Based on the historical data, a company is trying to decide between developping their Website or their mobile App to make the user experience more enjoyable and profitable.
For this purpose, we can perform a machine learning method called linear regression in order to find the answer.
# Import of library
import pandas as pd
# Reading the historical data
data = pd.read_csv("data.csv")
# finding out how many rows and columns are in the dataframe
data.shape
# Looking at the first rows of our dataframe
data.head()
As we can see data of the company, each row representing a single client with the following information:
# Looking at the last lines of our dataframe
data.tail()
# Droping the ID column since it is irrelevant for the anlysis
data.drop('ID', 1,inplace=True)
# Getting an overview of our data
data.describe()
# Making sure there is no NaN
data.isnull().values.any()
We will take a close look at the time spent on both the App and the Website keeping in mind that: a large amount of spent time on one will hint to more business, meaning a wise choice of development and investement on the platform.
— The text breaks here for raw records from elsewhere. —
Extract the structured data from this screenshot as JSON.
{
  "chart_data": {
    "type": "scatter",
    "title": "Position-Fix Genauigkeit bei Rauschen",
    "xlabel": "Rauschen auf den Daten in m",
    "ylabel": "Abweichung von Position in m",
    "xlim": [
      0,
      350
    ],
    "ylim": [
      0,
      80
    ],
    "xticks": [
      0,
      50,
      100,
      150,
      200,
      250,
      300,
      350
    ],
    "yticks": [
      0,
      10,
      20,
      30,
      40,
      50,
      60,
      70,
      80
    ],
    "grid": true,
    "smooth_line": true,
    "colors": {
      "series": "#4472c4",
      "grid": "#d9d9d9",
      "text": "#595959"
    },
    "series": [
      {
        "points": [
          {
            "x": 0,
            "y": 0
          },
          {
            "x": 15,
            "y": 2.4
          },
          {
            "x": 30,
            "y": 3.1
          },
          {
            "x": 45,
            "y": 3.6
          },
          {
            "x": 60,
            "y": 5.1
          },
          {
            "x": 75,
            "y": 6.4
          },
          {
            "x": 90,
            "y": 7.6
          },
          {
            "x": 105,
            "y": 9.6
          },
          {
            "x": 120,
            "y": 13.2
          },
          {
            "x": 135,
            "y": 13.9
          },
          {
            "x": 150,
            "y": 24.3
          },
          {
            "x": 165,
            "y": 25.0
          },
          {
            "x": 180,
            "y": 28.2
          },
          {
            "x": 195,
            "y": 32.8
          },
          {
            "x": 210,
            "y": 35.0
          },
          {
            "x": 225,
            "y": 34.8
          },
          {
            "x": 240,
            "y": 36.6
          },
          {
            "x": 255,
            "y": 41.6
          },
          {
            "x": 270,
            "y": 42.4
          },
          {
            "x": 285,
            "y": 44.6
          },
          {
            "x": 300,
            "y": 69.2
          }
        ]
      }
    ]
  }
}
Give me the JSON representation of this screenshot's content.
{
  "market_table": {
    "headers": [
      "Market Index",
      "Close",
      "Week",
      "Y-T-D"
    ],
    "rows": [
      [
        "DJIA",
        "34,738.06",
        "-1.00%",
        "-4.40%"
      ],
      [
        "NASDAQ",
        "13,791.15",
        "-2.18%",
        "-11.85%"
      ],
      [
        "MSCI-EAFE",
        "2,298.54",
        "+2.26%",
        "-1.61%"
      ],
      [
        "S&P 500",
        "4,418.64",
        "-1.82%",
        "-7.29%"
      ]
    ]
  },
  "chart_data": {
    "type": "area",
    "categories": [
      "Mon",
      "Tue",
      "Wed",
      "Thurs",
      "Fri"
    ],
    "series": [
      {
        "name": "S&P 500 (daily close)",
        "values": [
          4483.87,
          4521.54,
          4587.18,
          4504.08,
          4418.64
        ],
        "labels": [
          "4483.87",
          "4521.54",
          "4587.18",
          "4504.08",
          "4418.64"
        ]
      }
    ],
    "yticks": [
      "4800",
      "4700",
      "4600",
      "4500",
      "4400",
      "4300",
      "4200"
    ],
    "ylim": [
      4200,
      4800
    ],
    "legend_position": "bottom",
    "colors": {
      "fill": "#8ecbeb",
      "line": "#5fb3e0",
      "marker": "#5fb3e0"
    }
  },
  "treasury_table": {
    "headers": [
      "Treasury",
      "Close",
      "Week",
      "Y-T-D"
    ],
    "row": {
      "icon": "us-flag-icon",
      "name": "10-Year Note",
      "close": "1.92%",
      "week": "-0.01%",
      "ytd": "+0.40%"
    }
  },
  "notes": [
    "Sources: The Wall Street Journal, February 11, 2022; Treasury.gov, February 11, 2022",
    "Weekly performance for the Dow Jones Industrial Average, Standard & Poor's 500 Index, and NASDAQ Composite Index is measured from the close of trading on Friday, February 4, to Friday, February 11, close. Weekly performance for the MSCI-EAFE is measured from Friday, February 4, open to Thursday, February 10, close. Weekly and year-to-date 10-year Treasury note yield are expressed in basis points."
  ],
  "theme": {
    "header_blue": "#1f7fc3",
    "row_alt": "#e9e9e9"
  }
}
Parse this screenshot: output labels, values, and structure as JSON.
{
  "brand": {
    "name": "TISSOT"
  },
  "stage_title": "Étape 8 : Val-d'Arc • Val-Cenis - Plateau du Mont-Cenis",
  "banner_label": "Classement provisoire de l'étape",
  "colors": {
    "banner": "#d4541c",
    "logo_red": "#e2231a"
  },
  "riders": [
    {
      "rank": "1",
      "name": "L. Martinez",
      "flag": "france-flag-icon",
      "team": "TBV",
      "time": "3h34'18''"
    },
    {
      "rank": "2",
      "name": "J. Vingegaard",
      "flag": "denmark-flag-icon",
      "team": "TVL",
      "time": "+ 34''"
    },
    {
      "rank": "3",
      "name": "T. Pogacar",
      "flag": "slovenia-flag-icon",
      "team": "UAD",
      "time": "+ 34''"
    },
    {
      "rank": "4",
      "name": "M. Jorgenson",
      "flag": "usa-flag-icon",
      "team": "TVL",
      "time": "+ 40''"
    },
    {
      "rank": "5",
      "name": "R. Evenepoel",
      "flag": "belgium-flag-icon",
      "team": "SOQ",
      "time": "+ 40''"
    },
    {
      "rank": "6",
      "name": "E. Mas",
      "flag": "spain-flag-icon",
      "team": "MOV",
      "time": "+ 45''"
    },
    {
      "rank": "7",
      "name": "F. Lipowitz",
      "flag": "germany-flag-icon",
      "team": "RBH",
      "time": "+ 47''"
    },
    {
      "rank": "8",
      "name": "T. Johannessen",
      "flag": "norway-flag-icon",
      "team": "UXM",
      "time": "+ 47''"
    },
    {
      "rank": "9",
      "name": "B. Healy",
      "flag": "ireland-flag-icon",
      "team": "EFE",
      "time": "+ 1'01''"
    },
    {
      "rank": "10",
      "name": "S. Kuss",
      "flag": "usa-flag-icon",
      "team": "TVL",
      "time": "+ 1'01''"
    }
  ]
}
For the exploratory process we will use Plotly and Cufflinks which will allow us to create interactive plots.
The libraries can be installed by typing into your command line/terminal:
pip install plotly
pip install cufflinks
import plotly.plotly as py
import plotly.figure_factory as ff
import cufflinks as cf
from plotly import __version__
from plotly.offline import download_plotlyjs, init_notebook_mode, plot, iplot
init_notebook_mode(connected=True)
cf.go_offline()
print(__version__)
# Plotting "Time on App" against "Yearly Amount Spent"
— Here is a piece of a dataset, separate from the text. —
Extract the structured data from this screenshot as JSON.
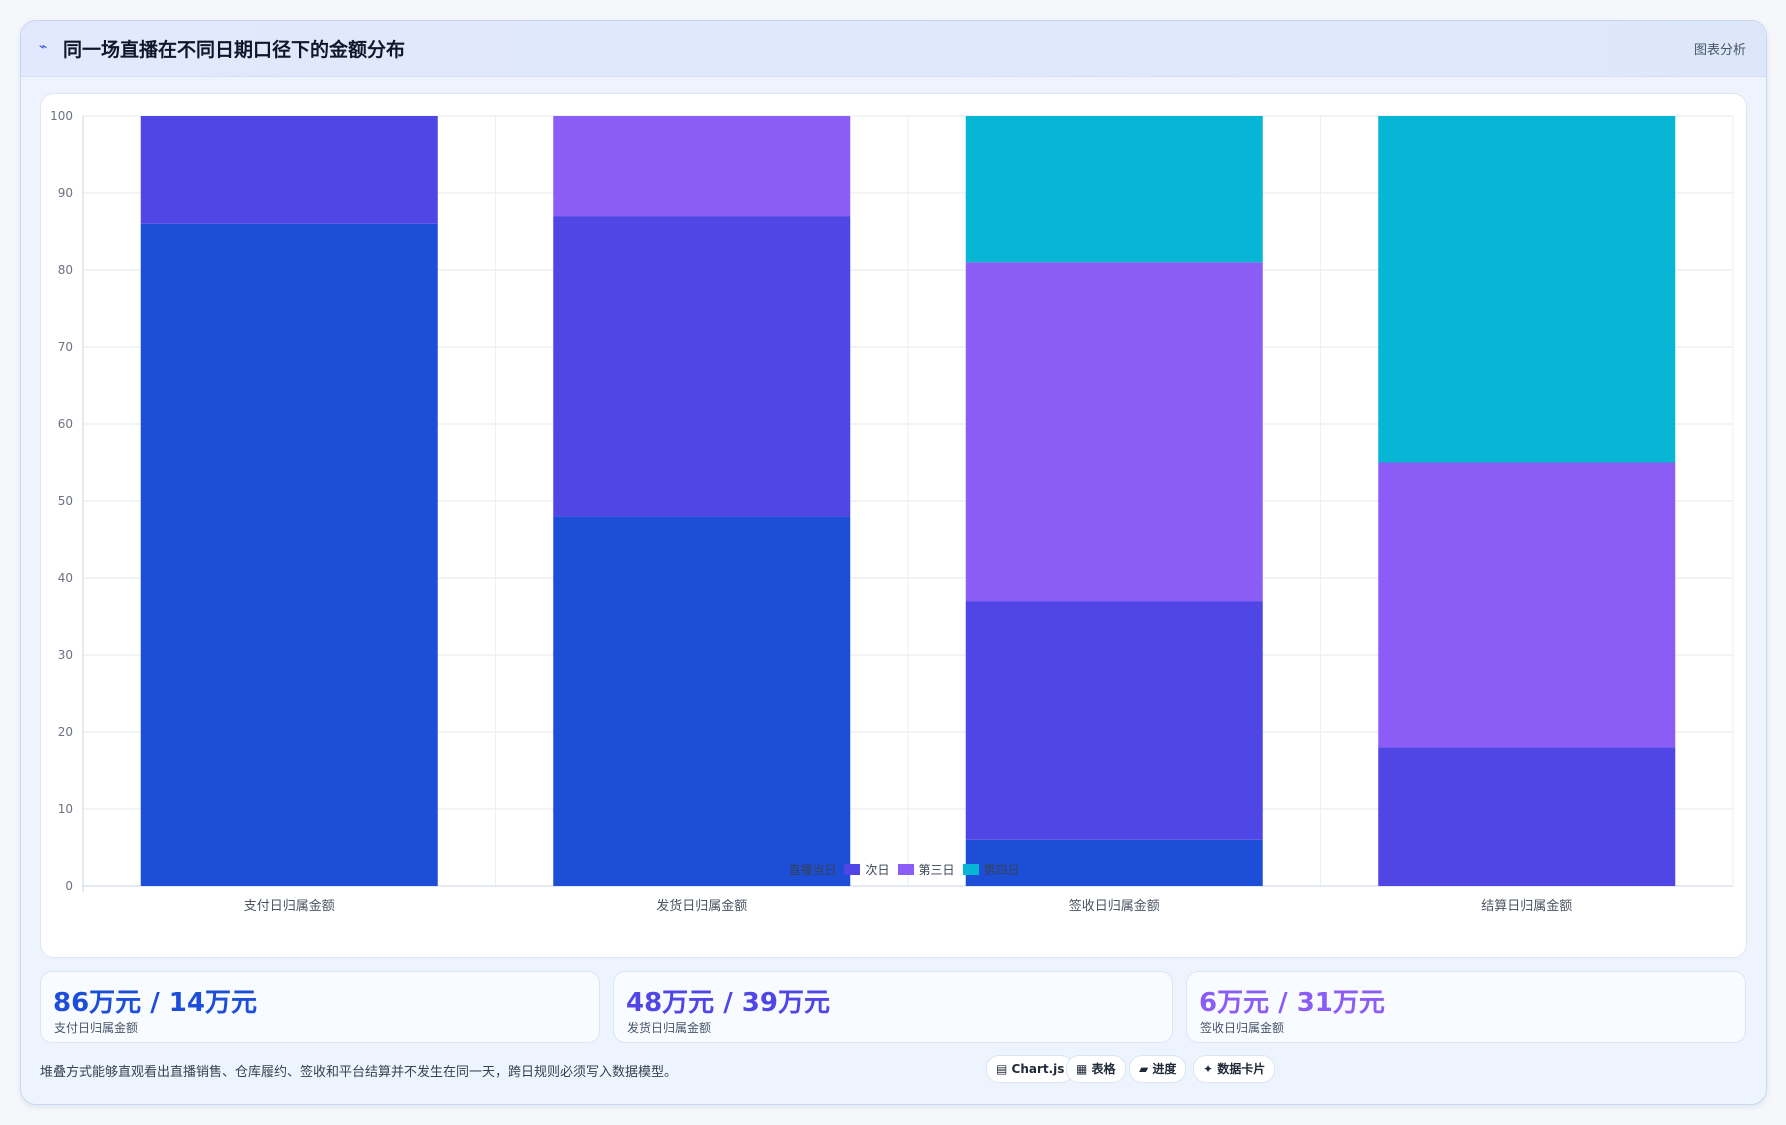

data.iplot(kind='scatter',x='Time on App',y='Yearly Amount Spent',mode='markers',size=10,color="green")
# Plotting "Time on Website" against "Yearly Amount Spent"
data.iplot(kind='scatter',x='Time on Website',y='Yearly Amount Spent',mode='markers',size=10,color="green")
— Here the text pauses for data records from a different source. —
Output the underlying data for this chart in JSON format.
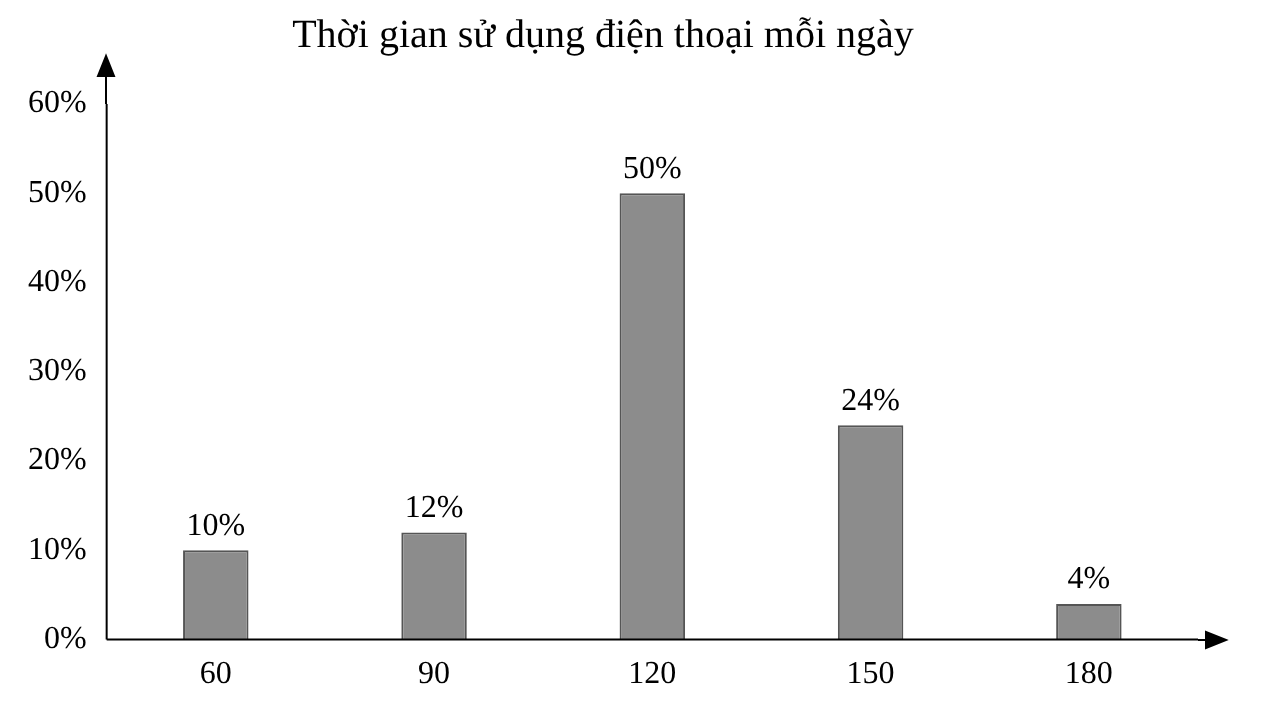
{
  "chart_data": {
    "type": "bar",
    "title": "Thời gian sử dụng điện thoại mỗi ngày",
    "categories": [
      "60",
      "90",
      "120",
      "150",
      "180"
    ],
    "values": [
      10,
      12,
      50,
      24,
      4
    ],
    "value_labels": [
      "10%",
      "12%",
      "50%",
      "24%",
      "4%"
    ],
    "color": "#8c8c8c",
    "ylim": [
      0,
      60
    ],
    "yticks": [
      {
        "value": 0,
        "label": "0%"
      },
      {
        "value": 10,
        "label": "10%"
      },
      {
        "value": 20,
        "label": "20%"
      },
      {
        "value": 30,
        "label": "30%"
      },
      {
        "value": 40,
        "label": "40%"
      },
      {
        "value": 50,
        "label": "50%"
      },
      {
        "value": 60,
        "label": "60%"
      }
    ],
    "grid": false,
    "legend": false
  }
}
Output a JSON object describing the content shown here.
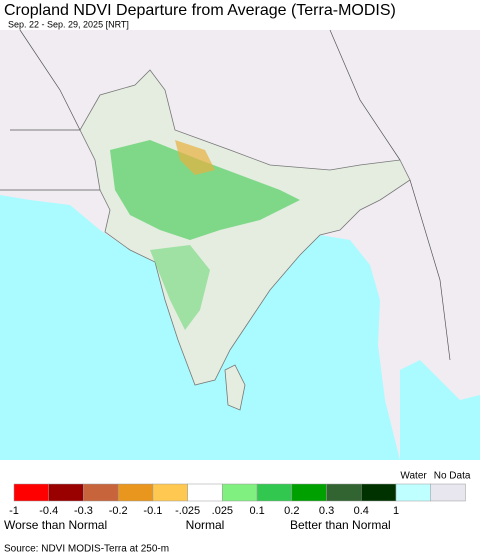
{
  "title": "Cropland NDVI Departure from Average (Terra-MODIS)",
  "subtitle": "Sep. 22 - Sep. 29, 2025 [NRT]",
  "legend": {
    "colors": [
      "#ff0000",
      "#990000",
      "#c8643c",
      "#e8961e",
      "#ffc850",
      "#ffffff",
      "#80f080",
      "#32c850",
      "#00a000",
      "#326432",
      "#003200"
    ],
    "ticks": [
      "-1",
      "-0.4",
      "-0.3",
      "-0.2",
      "-0.1",
      "-.025",
      ".025",
      "0.1",
      "0.2",
      "0.3",
      "0.4",
      "1"
    ],
    "extra": [
      {
        "label": "Water",
        "color": "#bfffff"
      },
      {
        "label": "No Data",
        "color": "#e8e6ee"
      }
    ],
    "captions": [
      "Worse than Normal",
      "Normal",
      "Better than Normal"
    ]
  },
  "source": "Source: NDVI MODIS-Terra at 250-m"
}
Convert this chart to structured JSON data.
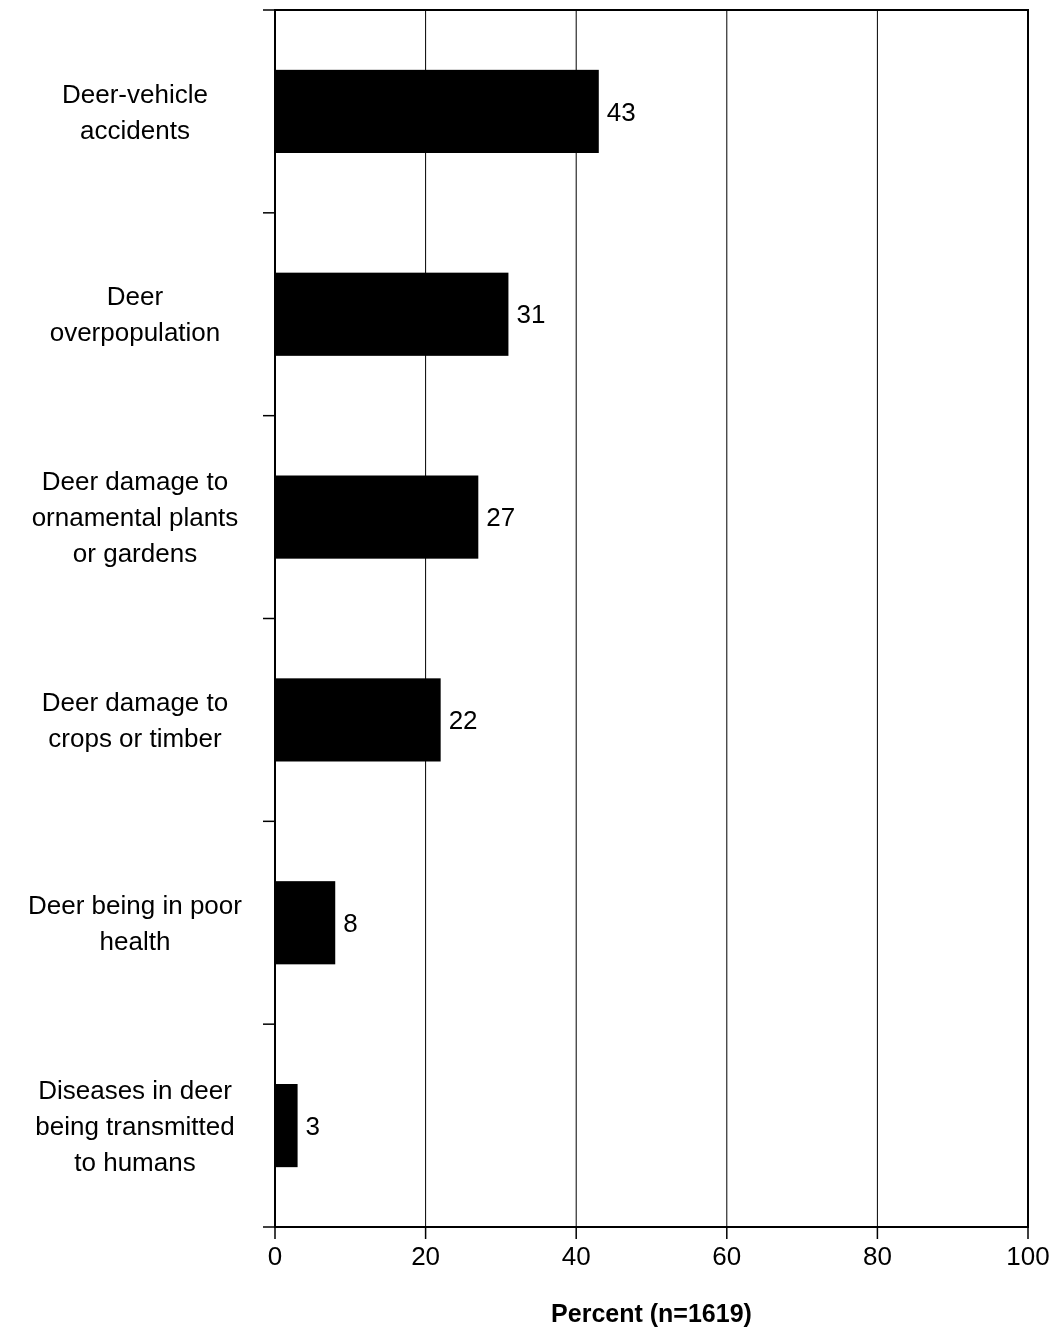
{
  "chart_data": {
    "type": "bar",
    "orientation": "horizontal",
    "xlabel": "Percent (n=1619)",
    "categories": [
      "Deer-vehicle accidents",
      "Deer overpopulation",
      "Deer damage to ornamental plants or gardens",
      "Deer damage to crops or timber",
      "Deer being in poor health",
      "Diseases in deer being transmitted to humans"
    ],
    "values": [
      43,
      31,
      27,
      22,
      8,
      3
    ],
    "color": "#000000",
    "xlim": [
      0,
      100
    ],
    "xticks": [
      0,
      20,
      40,
      60,
      80,
      100
    ],
    "grid": "x",
    "data_labels": true
  }
}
fig = ff.create_scatterplotmatrix(data, height=1000, width=900)
iplot(fig, filename='Scatterplot Matrix')
From the previous plot, we can clearly notice a correlation between the "Yearly Amount Spent" and "Length of Membership".
Now, we can move on to linear regression, but first, we should define our dependent variable Y, and then split our data into training and testing to perfom the machine learning.
# Y variable
Y = data['Yearly Amount Spent']
# X : The remaining features
X = data[['Avg. Session Length', 'Time on App','Time on Website', 'Length of Membership']]
# Splitting data into training set and testing set using sklearn
from sklearn.model_selection import train_test_split
X_train, X_test, y_train, y_test = train_test_split(X, Y, test_size=0.33)
# Training the model
from sklearn.linear_model import LinearRegression
lm = LinearRegression()
lm.fit(X_train,y_train)
# Testing the model
predictions = lm.predict(X_test)
# Ploting Test against Predicted
import matplotlib.pyplot as plt
%matplotlib inline
plt.scatter(y_test,predictions, color="green")
plt.xlabel('Y Test')
plt.ylabel('Predictions')
The model can be evaluated using sklearn metrics, by calculating the following:
MAE : Mean Absolute Error
MSE : Mean Squared Error
RMSE : Root Mean Squared Error
# Calculating Metrics
import numpy as np
from sklearn import metrics
print('MAE:', metrics.mean_absolute_error(y_test, predictions))
print('MSE:', metrics.mean_squared_error(y_test, predictions))
print('RMSE:', np.sqrt(metrics.mean_squared_error(y_test, predictions)))
We will take a look at the coefficients and see what we can learn from them.
# Calculating Coeffecients
coeffecients = pd.DataFrame(lm.coef_,X.columns)
coeffecients.columns = ['Coeffecient']
coeffecients
If we compare App vs. Website, we can clearly see that the easy way is investing on developping the App. This choice will be more reasonable to bring more success to the company. In the other hand, the Website can use some attention in order to make it more profitable, and ideas from the accumulated App experience can be used to have a strong user experience from the Website.